The starter earns a scholarship
After spring practice wrapped up in 2018, Sargent had an exit interview with Stockstill. He wanted to ask about being put on scholarship, but before he could, Stockstill brought it up. The coach said that Sargent was deserving of a scholarship, and he was going to see what he could do.
“Those words meant more than the scholarship ever would,” Sargent said. “It meant belief, respect, motivation. It was extremely humbling to know that I had gotten to that stage.”
Months passed, and the tuition due date arrived in August. Sargent went ahead and paid the fees. He felt awkward asking about the scholarship and figured he might get one the next year instead.
But as luck would have it, Stockstill called Sargent into his office just two days later.
“I had no idea what it was for – there’s so much going on when you’re preparing for the season,” he said. “We talked about how I had progressed as a player and as a person.
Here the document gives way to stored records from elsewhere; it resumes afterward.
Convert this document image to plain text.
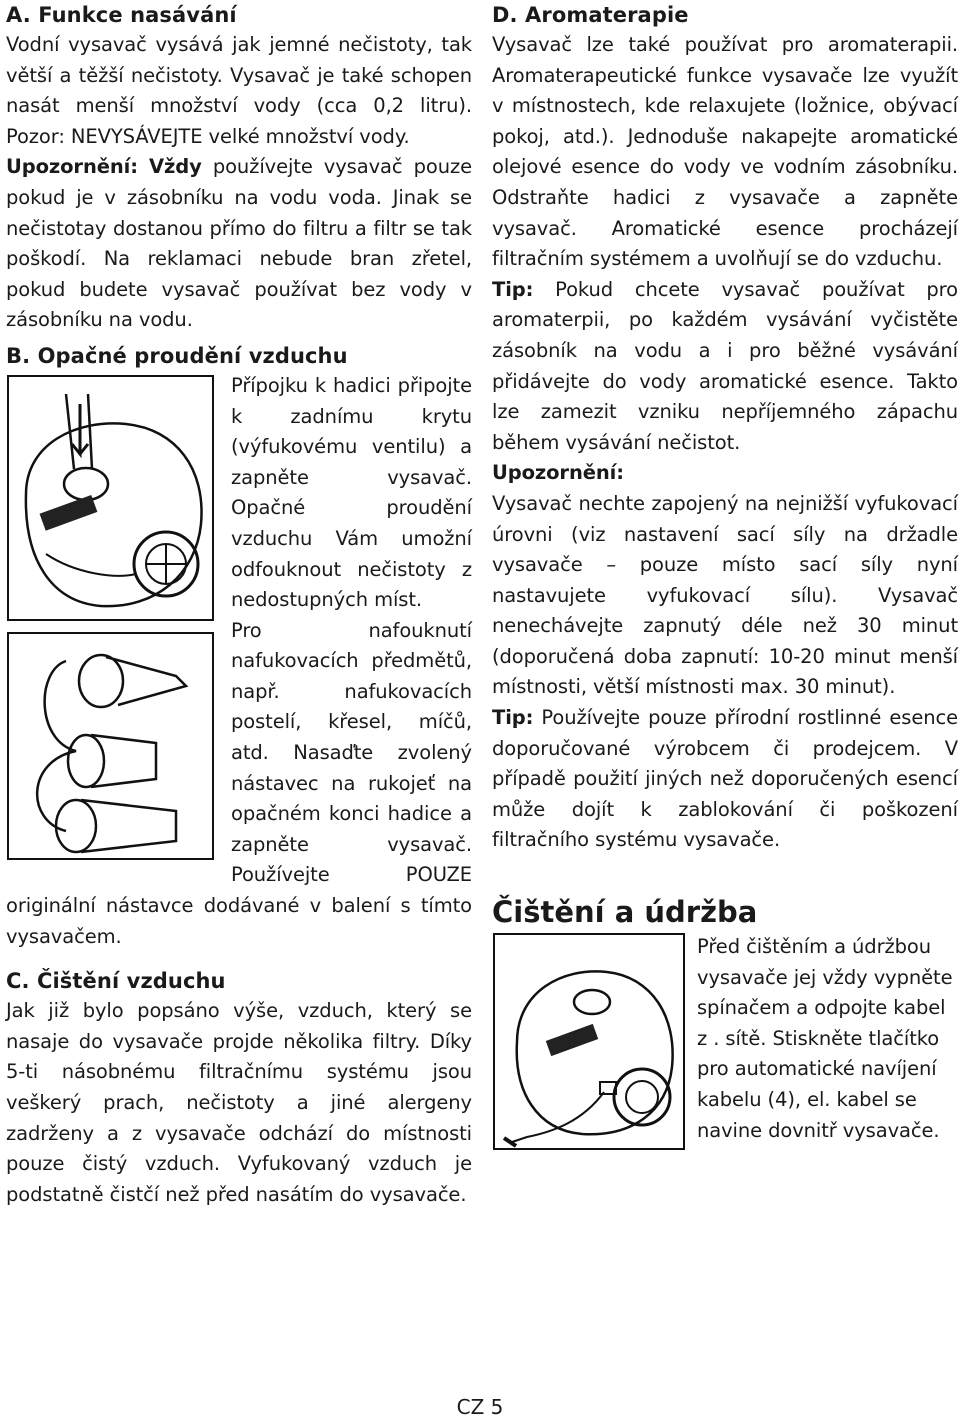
A. Funkce nasávání

Vodní vysavač vysává jak jemné nečistoty, tak větší a těžší nečistoty. Vysavač je také schopen nasát menší množství vody (cca 0,2 litru). Pozor: NEVYSÁVEJTE velké množství vody.

Upozornění: Vždy používejte vysavač pouze pokud je v zásobníku na vodu voda. Jinak se nečistotay dostanou přímo do filtru a filtr se tak poškodí. Na reklamaci nebude bran zřetel, pokud budete vysavač používat bez vody v zásobníku na vodu.

B. Opačné proudění vzduchu

Přípojku k hadici připojte k zadnímu krytu (výfukovému ventilu) a zapněte vysavač. Opačné proudění vzduchu Vám umožní odfouknout nečistoty z nedostupných míst.

Pro nafouknutí nafukovacích předmětů, např. nafukovacích postelí, křesel, míčů, atd. Nasaďte zvolený nástavec na rukojeť na opačném konci hadice a zapněte vysavač. Používejte POUZE originální nástavce dodávané v balení s tímto vysavačem.

C. Čištění vzduchu

Jak již bylo popsáno výše, vzduch, který se nasaje do vysavače projde několika filtry. Díky 5-ti násobnému filtračnímu systému jsou veškerý prach, nečistoty a jiné alergeny zadrženy a z vysavače odchází do místnosti pouze čistý vzduch. Vyfukovaný vzduch je podstatně čistčí než před nasátím do vysavače.

D. Aromaterapie

Vysavač lze také používat pro aromaterapii. Aromaterapeutické funkce vysavače lze využít v místnostech, kde relaxujete (ložnice, obývací pokoj, atd.). Jednoduše nakapejte aromatické olejové esence do vody ve vodním zásobníku. Odstraňte hadici z vysavače a zapněte vysavač. Aromatické esence procházejí filtračním systémem a uvolňují se do vzduchu.

Tip: Pokud chcete vysavač používat pro aromaterpii, po každém vysávání vyčistěte zásobník na vodu a i pro běžné vysávání přidávejte do vody aromatické esence. Takto lze zamezit vzniku nepříjemného zápachu během vysávání nečistot.

Upozornění:

Vysavač nechte zapojený na nejnižší vyfukovací úrovni (viz nastavení sací síly na držadle vysavače – pouze místo sací síly nyní nastavujete vyfukovací sílu). Vysavač nenechávejte zapnutý déle než 30 minut (doporučená doba zapnutí: 10-20 minut menší místnosti, větší místnosti max. 30 minut).

Tip: Používejte pouze přírodní rostlinné esence doporučované výrobcem či prodejcem. V případě použití jiných než doporučených esencí může dojít k zablokování či poškození filtračního systému vysavače.

Čištění a údržba

Před čištěním a údržbou vysavače jej vždy vypněte spínačem a odpojte kabel z . sítě. Stiskněte tlačítko pro automatické navíjení kabelu (4), el. kabel se navine dovnitř vysavače.

CZ 5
“He then got a big grin on his face and told me that I would be on a full-ride scholarship.”
Sargent was shocked. He didn’t know what to say, so he just put his face in his hands. Stockstill hugged him. His dream of being a D-I scholarship player had been realized.
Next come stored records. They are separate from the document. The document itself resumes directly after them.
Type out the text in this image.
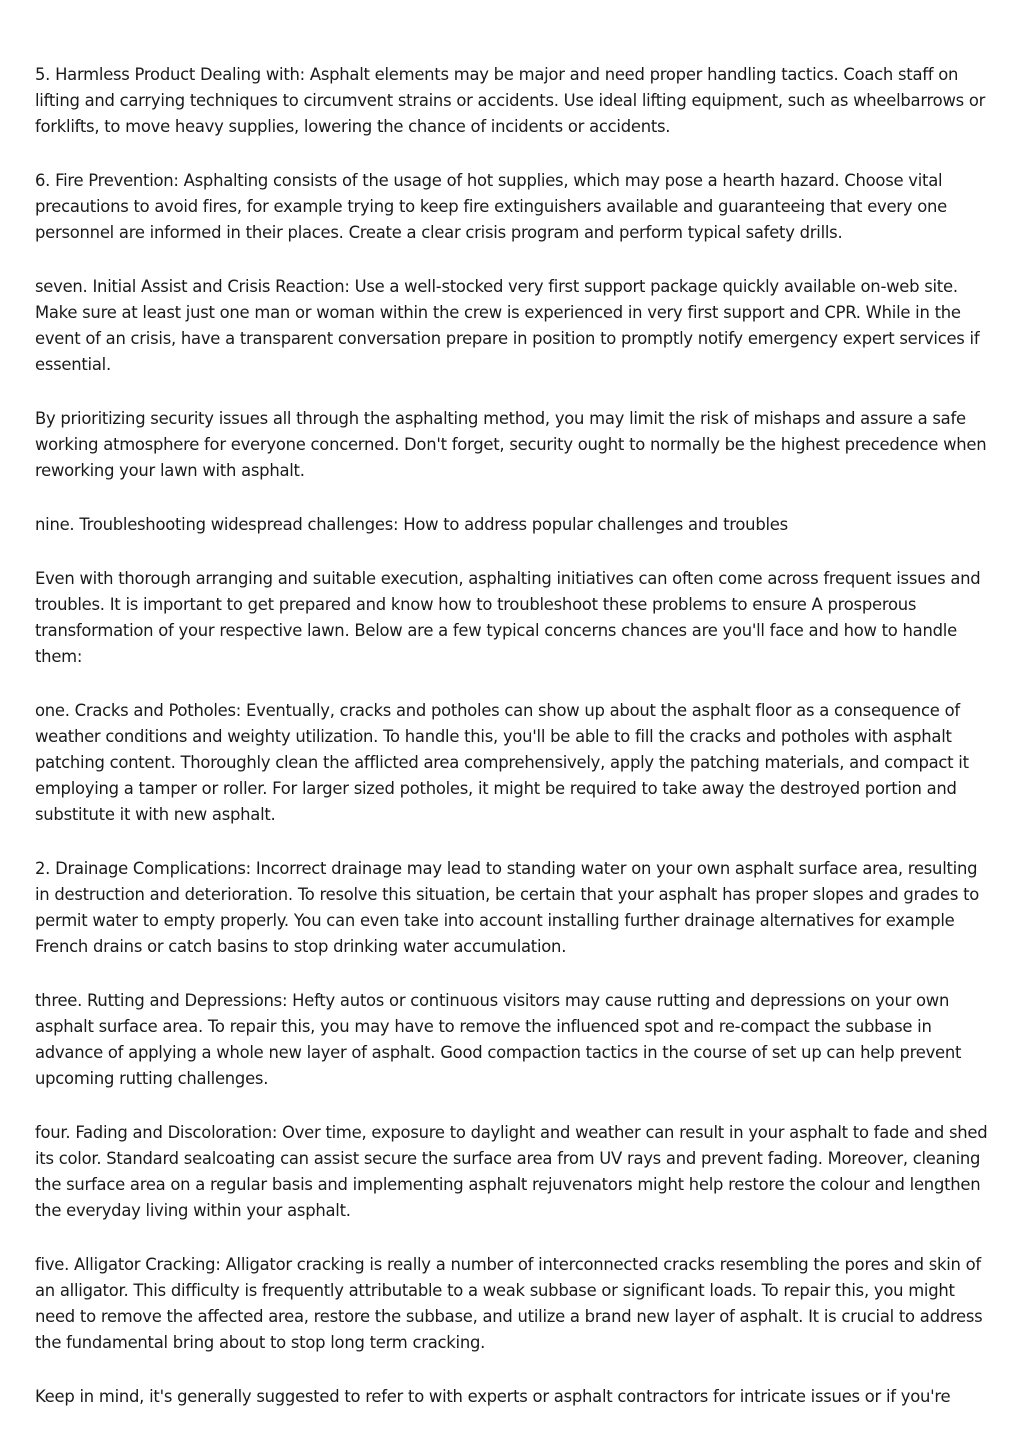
5. Harmless Product Dealing with: Asphalt elements may be major and need proper handling tactics. Coach staff on lifting and carrying techniques to circumvent strains or accidents. Use ideal lifting equipment, such as wheelbarrows or forklifts, to move heavy supplies, lowering the chance of incidents or accidents.

6. Fire Prevention: Asphalting consists of the usage of hot supplies, which may pose a hearth hazard. Choose vital precautions to avoid fires, for example trying to keep fire extinguishers available and guaranteeing that every one personnel are informed in their places. Create a clear crisis program and perform typical safety drills.

seven. Initial Assist and Crisis Reaction: Use a well-stocked very first support package quickly available on-web site. Make sure at least just one man or woman within the crew is experienced in very first support and CPR. While in the event of an crisis, have a transparent conversation prepare in position to promptly notify emergency expert services if essential.

By prioritizing security issues all through the asphalting method, you may limit the risk of mishaps and assure a safe working atmosphere for everyone concerned. Don't forget, security ought to normally be the highest precedence when reworking your lawn with asphalt.

nine. Troubleshooting widespread challenges: How to address popular challenges and troubles

Even with thorough arranging and suitable execution, asphalting initiatives can often come across frequent issues and troubles. It is important to get prepared and know how to troubleshoot these problems to ensure A prosperous transformation of your respective lawn. Below are a few typical concerns chances are you'll face and how to handle them:

one. Cracks and Potholes: Eventually, cracks and potholes can show up about the asphalt floor as a consequence of weather conditions and weighty utilization. To handle this, you'll be able to fill the cracks and potholes with asphalt patching content. Thoroughly clean the afflicted area comprehensively, apply the patching materials, and compact it employing a tamper or roller. For larger sized potholes, it might be required to take away the destroyed portion and substitute it with new asphalt.

2. Drainage Complications: Incorrect drainage may lead to standing water on your own asphalt surface area, resulting in destruction and deterioration. To resolve this situation, be certain that your asphalt has proper slopes and grades to permit water to empty properly. You can even take into account installing further drainage alternatives for example French drains or catch basins to stop drinking water accumulation.

three. Rutting and Depressions: Hefty autos or continuous visitors may cause rutting and depressions on your own asphalt surface area. To repair this, you may have to remove the influenced spot and re-compact the subbase in advance of applying a whole new layer of asphalt. Good compaction tactics in the course of set up can help prevent upcoming rutting challenges.

four. Fading and Discoloration: Over time, exposure to daylight and weather can result in your asphalt to fade and shed its color. Standard sealcoating can assist secure the surface area from UV rays and prevent fading. Moreover, cleaning the surface area on a regular basis and implementing asphalt rejuvenators might help restore the colour and lengthen the everyday living within your asphalt.

five. Alligator Cracking: Alligator cracking is really a number of interconnected cracks resembling the pores and skin of an alligator. This difficulty is frequently attributable to a weak subbase or significant loads. To repair this, you might need to remove the affected area, restore the subbase, and utilize a brand new layer of asphalt. It is crucial to address the fundamental bring about to stop long term cracking.

Keep in mind, it's generally suggested to refer to with experts or asphalt contractors for intricate issues or if you're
Sargent’s father, Christopher, was deployed at the time, so he immediately called his grandmother, Patricia Alves, who lives in California.
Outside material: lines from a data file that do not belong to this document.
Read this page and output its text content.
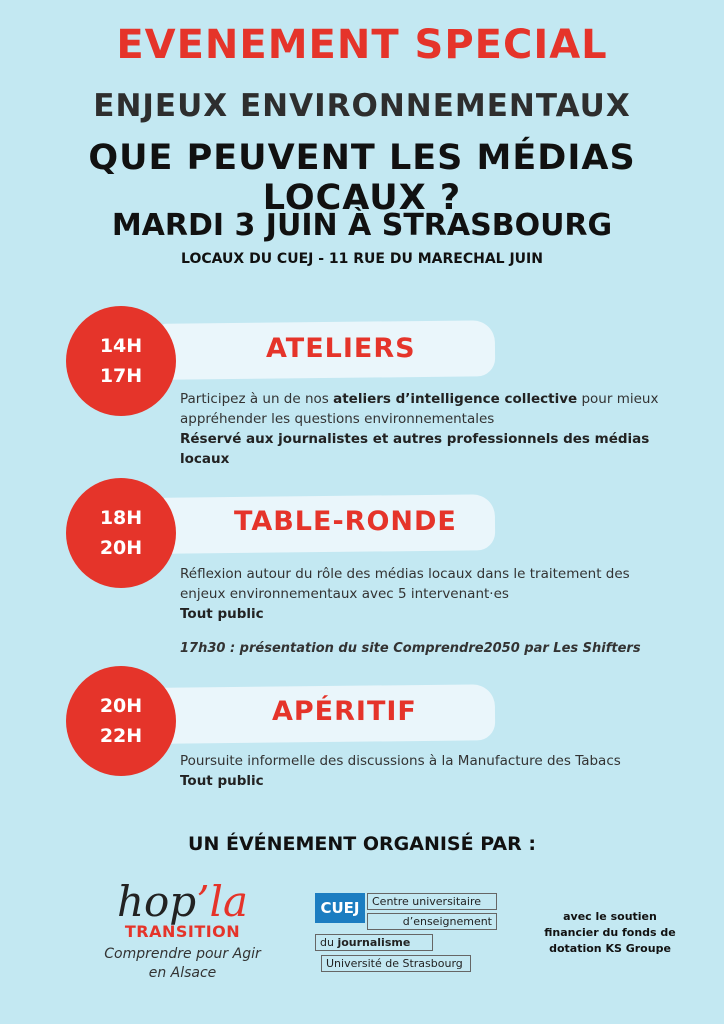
EVENEMENT SPECIAL
ENJEUX ENVIRONNEMENTAUX
QUE PEUVENT LES MÉDIAS LOCAUX ?
MARDI 3 JUIN À STRASBOURG
LOCAUX DU CUEJ - 11 RUE DU MARECHAL JUIN
14H
17H
ATELIERS
Participez à un de nos ateliers d’intelligence collective pour mieux appréhender les questions environnementales
Réservé aux journalistes et autres professionnels des médias locaux
18H
20H
TABLE-RONDE
Réflexion autour du rôle des médias locaux dans le traitement des enjeux environnementaux avec 5 intervenant·es
Tout public
17h30 : présentation du site Comprendre2050 par Les Shifters
20H
22H
APÉRITIF
Poursuite informelle des discussions à la Manufacture des Tabacs
Tout public
UN ÉVÉNEMENT ORGANISÉ PAR :
hop’la
TRANSITION
Comprendre pour Agir
en Alsace
CUEJ	Centre universitaire
d’enseignement
du journalisme
Université de Strasbourg
avec le soutien
financier du fonds de
dotation KS Groupe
She had been helping Sargent pay for school. He happily told her that would no longer be necessary.
“I was like, ‘Grams, you know that money you gave me for school? I can’t accept it. I’m going to have to send it back to you,’” he said.
Sargent told his dad the news over FaceTime a few days later. Word quickly spread to his step mother and older brother, Thomas, who was deployed in Afghanistan. The entire Sargent clan was overjoyed.
“My family is always proud of me even when I’m not proud of myself,” he said. “They’re the greatest supporting cast in the world. Family is everything to me.”
He played in 13 games in 2018 and helped the Blue Raiders to eight wins and a berth in the New Orleans Bowl.
The next chapter
Sargentand the Blue Raiders will open their season at Michigan on Saturday, Aug. 31.
His father, a Hendersonville resident, is home and will attend every game. His brother is splitting time between Fort Knox and Fort Carson and will watch the broadcasts.
Those two men serve as Sargent’s biggest motivation. He attributes his work ethic, faith and persevering qualities to the example they set.
“I’ve always looked up to them,” he said. “I’m proud of them, and I want them to be proud of me. Those relationships are critical to everything that I’ve ever done.”
Sargent is currently interning with the Nashville Predators and hopes to eventually have a career in the sports industry. But first, he’s thinking about participating in MTSU’s Pro Day and giving the NFL a shot next spring.
“When you make it this far, it’s kind of hard to say you can’t make it to the next step,” he said. “I’ve beaten the odds before, and there could be an opportunity for me to beat them again.
“Who knows, maybe my story will affect someone, and they can be the next Corey Brewer.”